Question

percy solved the equation $x^2 + 7x + 12 = 12$. his work is shown below. is percy correct? explain.

1. $(x + 3)(x + 4) = 12$
2. $x + 3 = 12$ or $x + 4 = 12$
3. $x = 9$ or $x = 8$

Explanation:

Step 1: Analyze the original equation

The original equation is \(x^{2}+7x + 12=12\). First, we should simplify this equation. Subtract 12 from both sides:
\(x^{2}+7x+12 - 12=12 - 12\)
\(x^{2}+7x=0\)

Step 2: Analyze Percy's first step

Percy factored the left - hand side as \((x + 3)(x + 4)=12\). But when we use the zero - product property (if \(ab = 0\), then \(a = 0\) or \(b = 0\)), the right - hand side of the equation must be zero. In Percy's equation \((x + 3)(x + 4)=12\), the right - hand side is 12 (not zero), so we cannot directly set \(x + 3=12\) or \(x + 4=12\) using the zero - product property.

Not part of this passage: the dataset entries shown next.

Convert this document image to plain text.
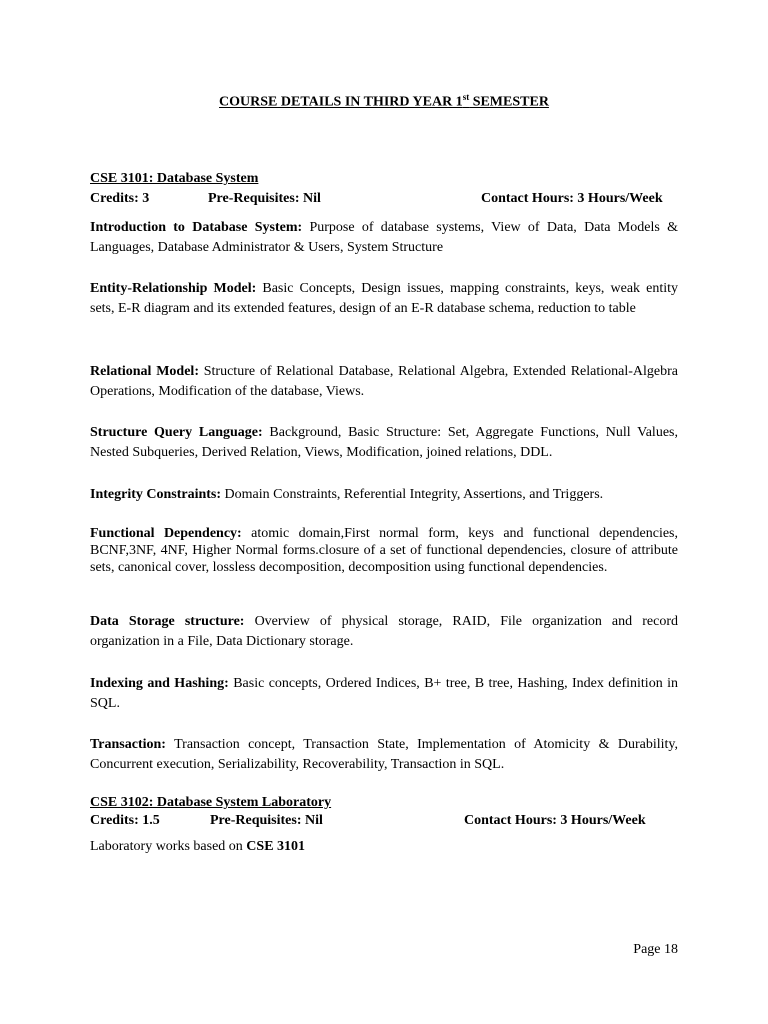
COURSE DETAILS IN THIRD YEAR 1st SEMESTER
CSE 3101: Database System
Credits: 3	Pre-Requisites: Nil	Contact Hours: 3 Hours/Week
Introduction to Database System: Purpose of database systems, View of Data, Data Models & Languages, Database Administrator & Users, System Structure
Entity-Relationship Model: Basic Concepts, Design issues, mapping constraints, keys, weak entity sets, E-R diagram and its extended features, design of an E-R database schema, reduction to table
Relational Model: Structure of Relational Database, Relational Algebra, Extended Relational-Algebra Operations, Modification of the database, Views.
Structure Query Language: Background, Basic Structure: Set, Aggregate Functions, Null Values, Nested Subqueries, Derived Relation, Views, Modification, joined relations, DDL.
Integrity Constraints: Domain Constraints, Referential Integrity, Assertions, and Triggers.
Functional Dependency: atomic domain,First normal form, keys and functional dependencies, BCNF,3NF, 4NF, Higher Normal forms.closure of a set of functional dependencies, closure of attribute sets, canonical cover, lossless decomposition, decomposition using functional dependencies.
Data Storage structure: Overview of physical storage, RAID, File organization and record organization in a File, Data Dictionary storage.
Indexing and Hashing: Basic concepts, Ordered Indices, B+ tree, B tree, Hashing, Index definition in SQL.
Transaction: Transaction concept, Transaction State, Implementation of Atomicity & Durability, Concurrent execution, Serializability, Recoverability, Transaction in SQL.
CSE 3102: Database System Laboratory
Credits: 1.5	Pre-Requisites: Nil	Contact Hours: 3 Hours/Week
Laboratory works based on CSE 3101
Page 18
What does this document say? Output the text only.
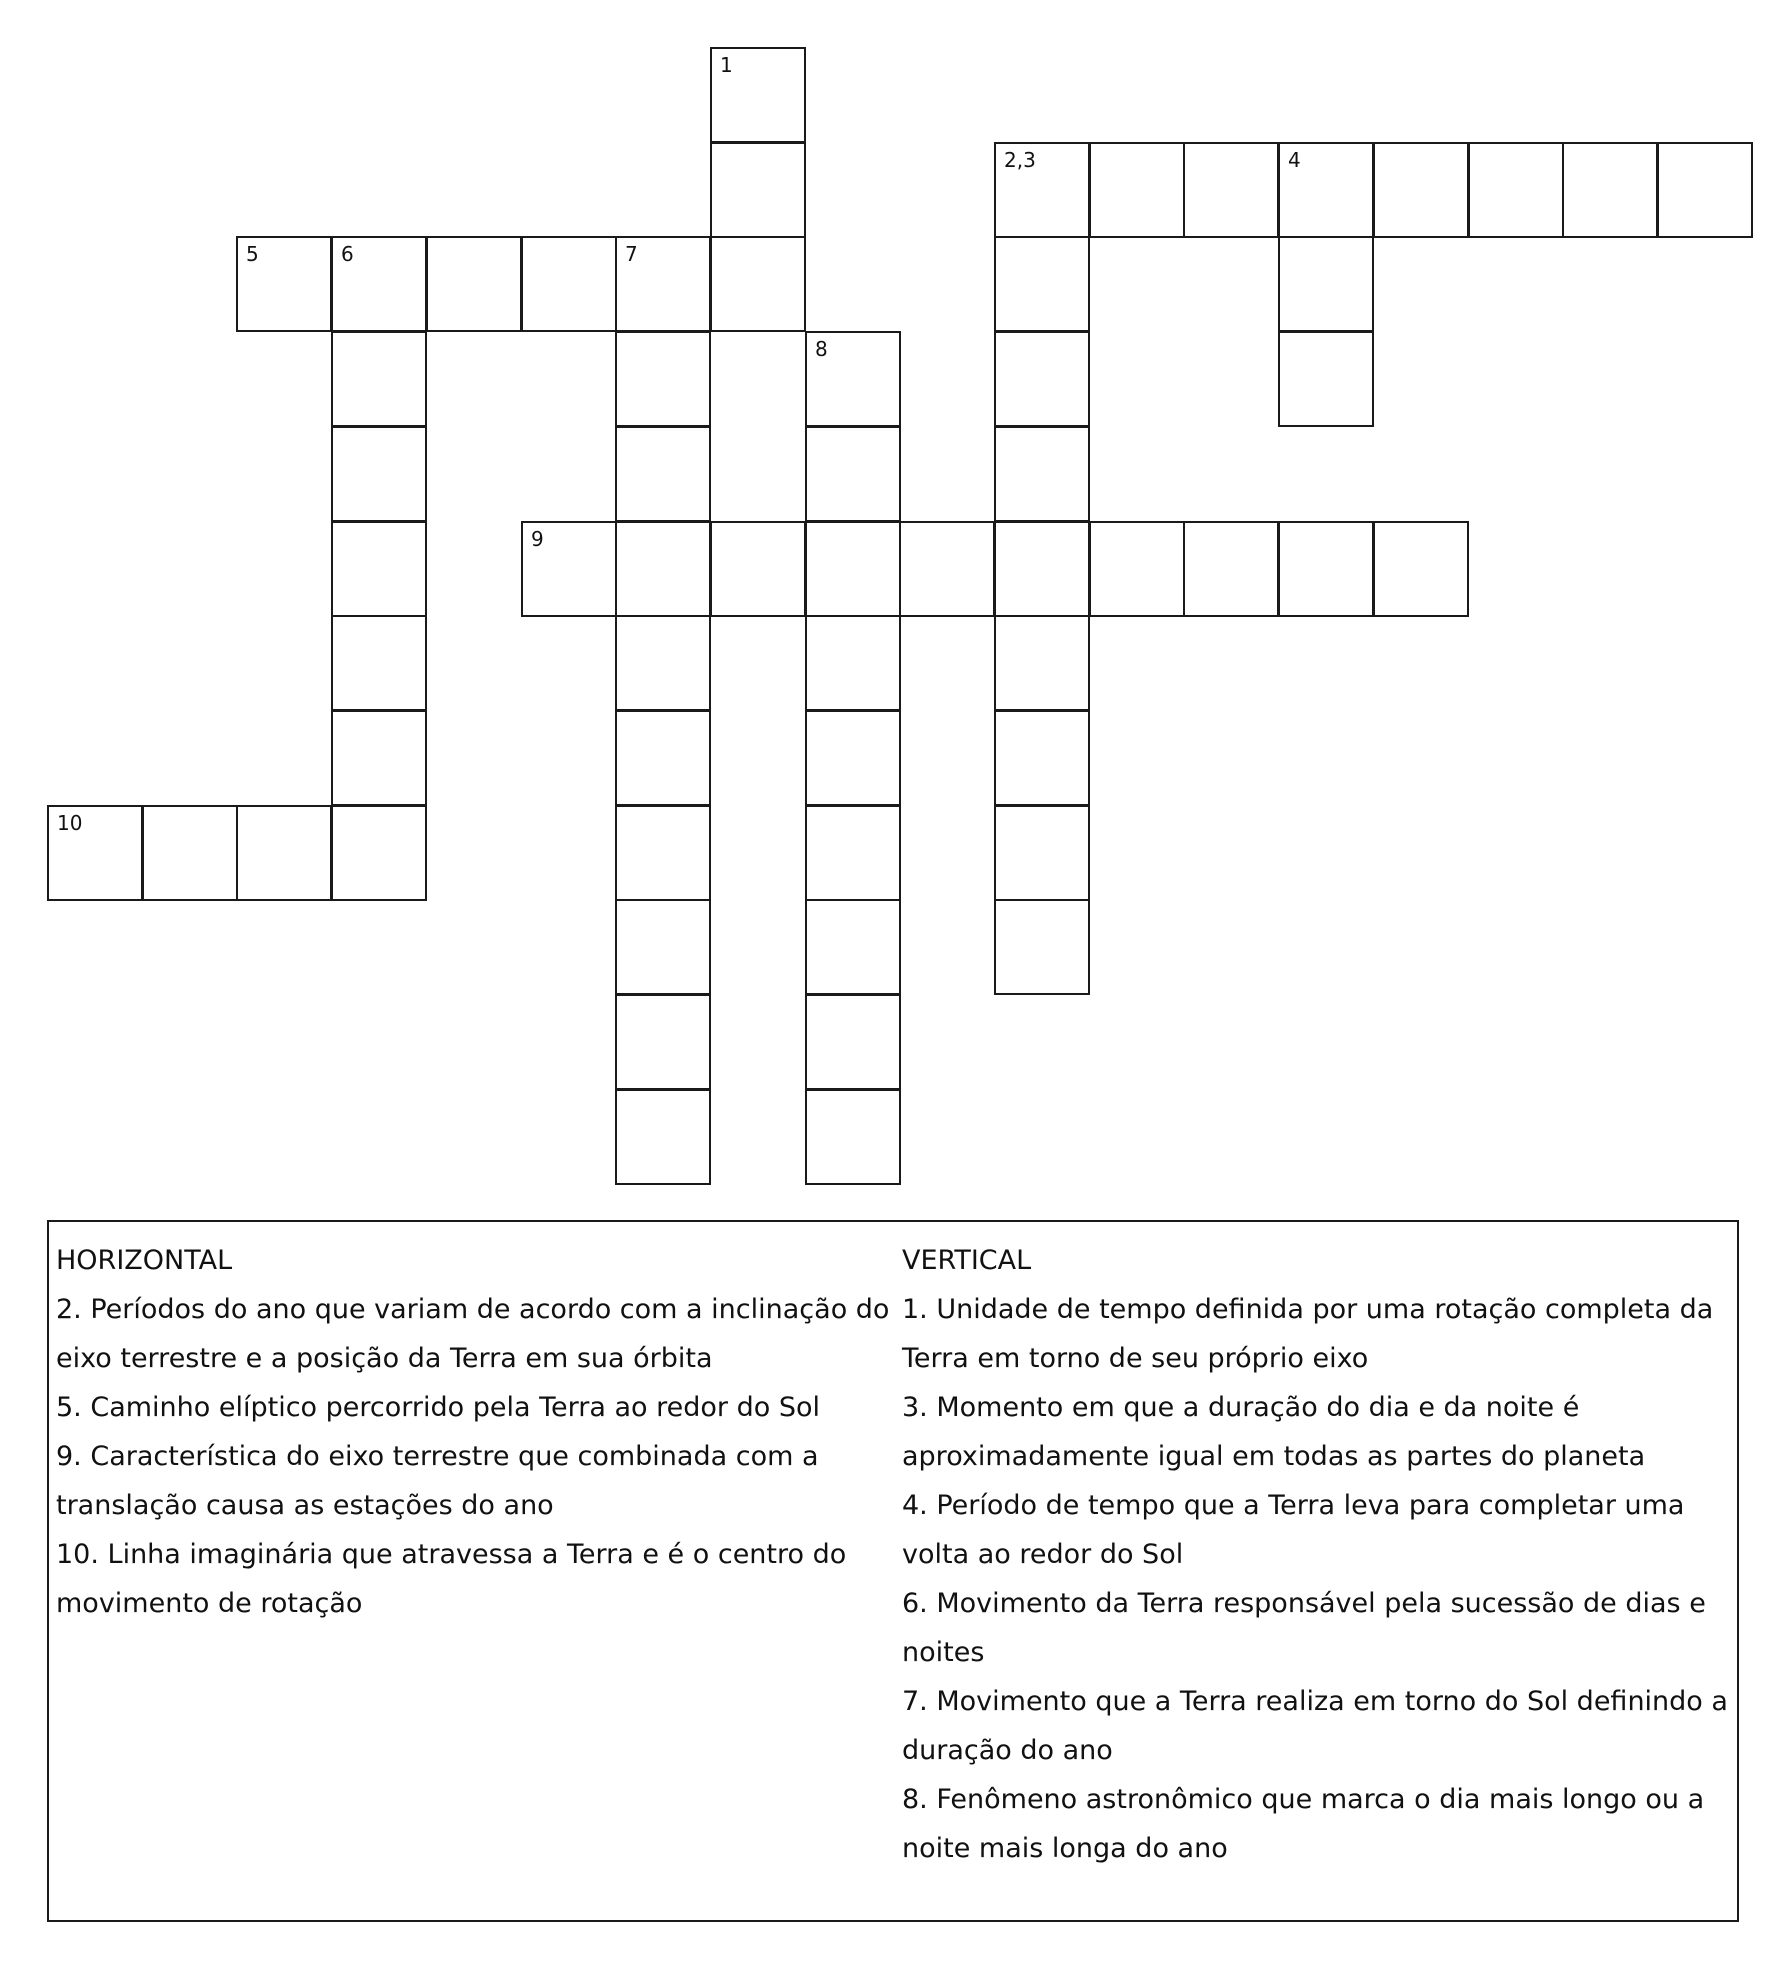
1
2,3	4
5	6	7
8
9
10

HORIZONTAL

2. Períodos do ano que variam de acordo com a inclinação do

eixo terrestre e a posição da Terra em sua órbita

5. Caminho elíptico percorrido pela Terra ao redor do Sol

9. Característica do eixo terrestre que combinada com a

translação causa as estações do ano

10. Linha imaginária que atravessa a Terra e é o centro do

movimento de rotação

VERTICAL

1. Unidade de tempo definida por uma rotação completa da

Terra em torno de seu próprio eixo

3. Momento em que a duração do dia e da noite é

aproximadamente igual em todas as partes do planeta

4. Período de tempo que a Terra leva para completar uma

volta ao redor do Sol

6. Movimento da Terra responsável pela sucessão de dias e

noites

7. Movimento que a Terra realiza em torno do Sol definindo a

duração do ano

8. Fenômeno astronômico que marca o dia mais longo ou a

noite mais longa do ano
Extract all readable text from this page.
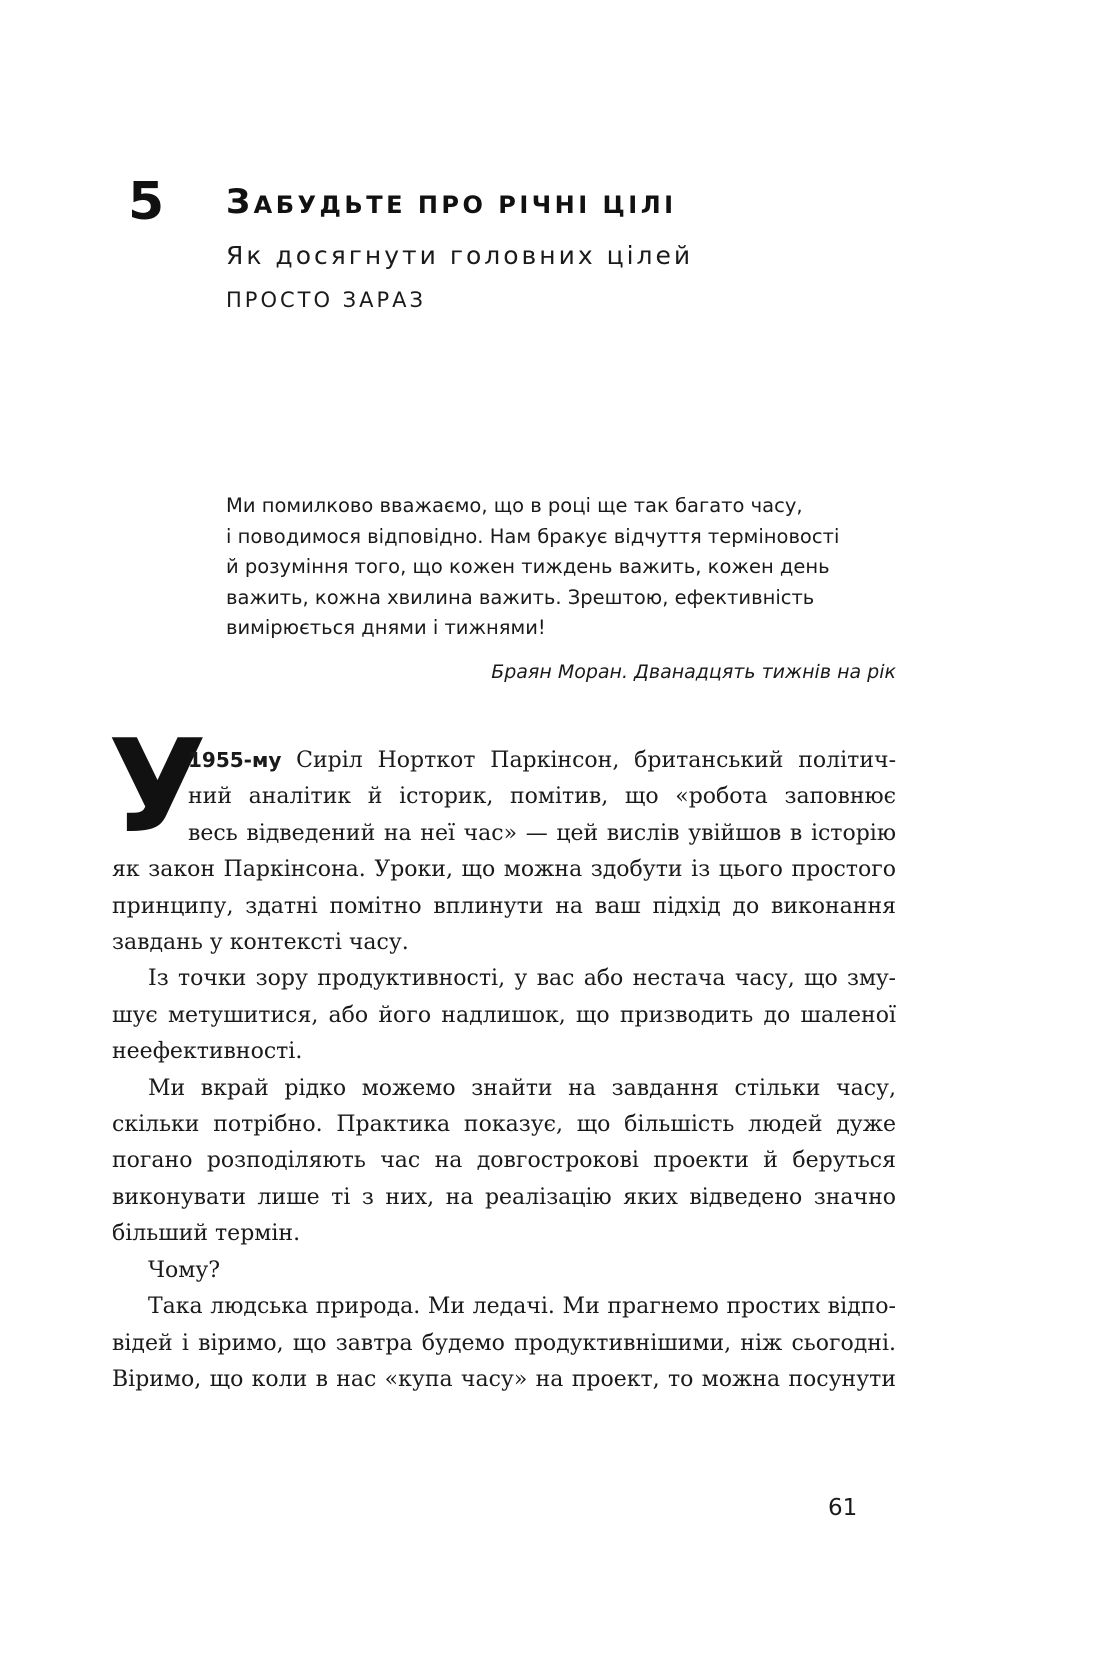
5 ЗАБУДЬТЕ ПРО РІЧНІ ЦІЛІ
Як досягнути головних цілей
ПРОСТО ЗАРАЗ
Ми помилково вважаємо, що в році ще так багато часу,
і поводимося відповідно. Нам бракує відчуття терміновості
й розуміння того, що кожен тиждень важить, кожен день
важить, кожна хвилина важить. Зрештою, ефективність
вимірюється днями і тижнями!
Браян Моран. Дванадцять тижнів на рік
У
1955-му Сиріл Норткот Паркінсон, британський політич-
ний аналітик й історик, помітив, що «робота заповнює
весь відведений на неї час» — цей вислів увійшов в історію
як закон Паркінсона. Уроки, що можна здобути із цього простого
принципу, здатні помітно вплинути на ваш підхід до виконання
завдань у контексті часу.
Із точки зору продуктивності, у вас або нестача часу, що змy-
шує метушитися, або його надлишок, що призводить до шаленої
неефективності.
Ми вкрай рідко можемо знайти на завдання стільки часу,
скільки потрібно. Практика показує, що більшість людей дуже
погано розподіляють час на довгострокові проекти й беруться
виконувати лише ті з них, на реалізацію яких відведено значно
більший термін.
Чому?
Така людська природа. Ми ледачі. Ми прагнемо простих відпо-
відей і віримо, що завтра будемо продуктивнішими, ніж сьогодні.
Віримо, що коли в нас «купа часу» на проект, то можна посунути
61
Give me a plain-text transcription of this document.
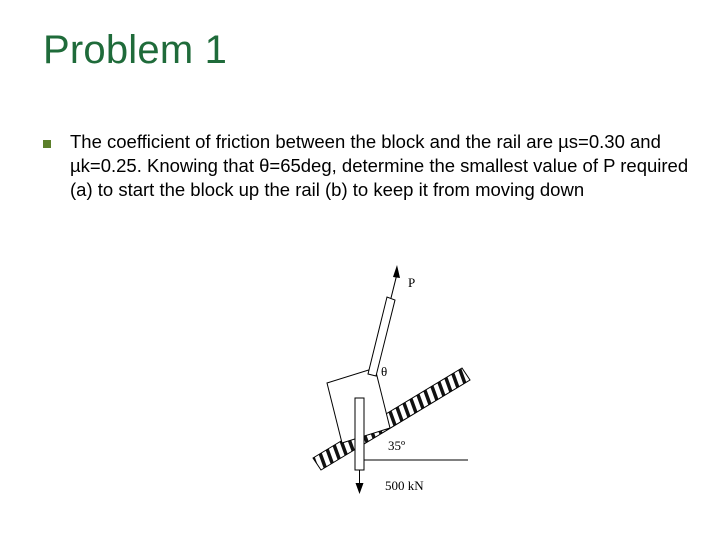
Problem 1
The coefficient of friction between the block and the rail are µs=0.30 and µk=0.25. Knowing that θ=65deg, determine the smallest value of P required (a) to start the block up the rail (b) to keep it from moving down
P
θ
35º
500 kN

Step 3: Solve the equation correctly

Starting from \(x^{2}+7x+12 = 12\), subtract 12 from both sides to get \(x^{2}+7x=0\). Then factor out an \(x\): \(x(x + 7)=0\).
Using the zero - product property, we have \(x=0\) or \(x+7 = 0\).
If \(x+7 = 0\), then \(x=-7\).

Answer:

Percy is not correct. The error occurs in Step 2. The zero - product property (if \(ab = c\), we can only set \(a = 0\) or \(b = 0\) when \(c = 0\)). In the equation \((x + 3)(x + 4)=12\), the right - hand side is 12 (not zero), so we cannot set \(x + 3 = 12\) or \(x + 4 = 12\) directly. The correct solution is obtained by first subtracting 12 from both sides of the original equation to get \(x^{2}+7x=0\), then factoring as \(x(x + 7)=0\), and using the zero - product property to find \(x = 0\) or \(x=-7\).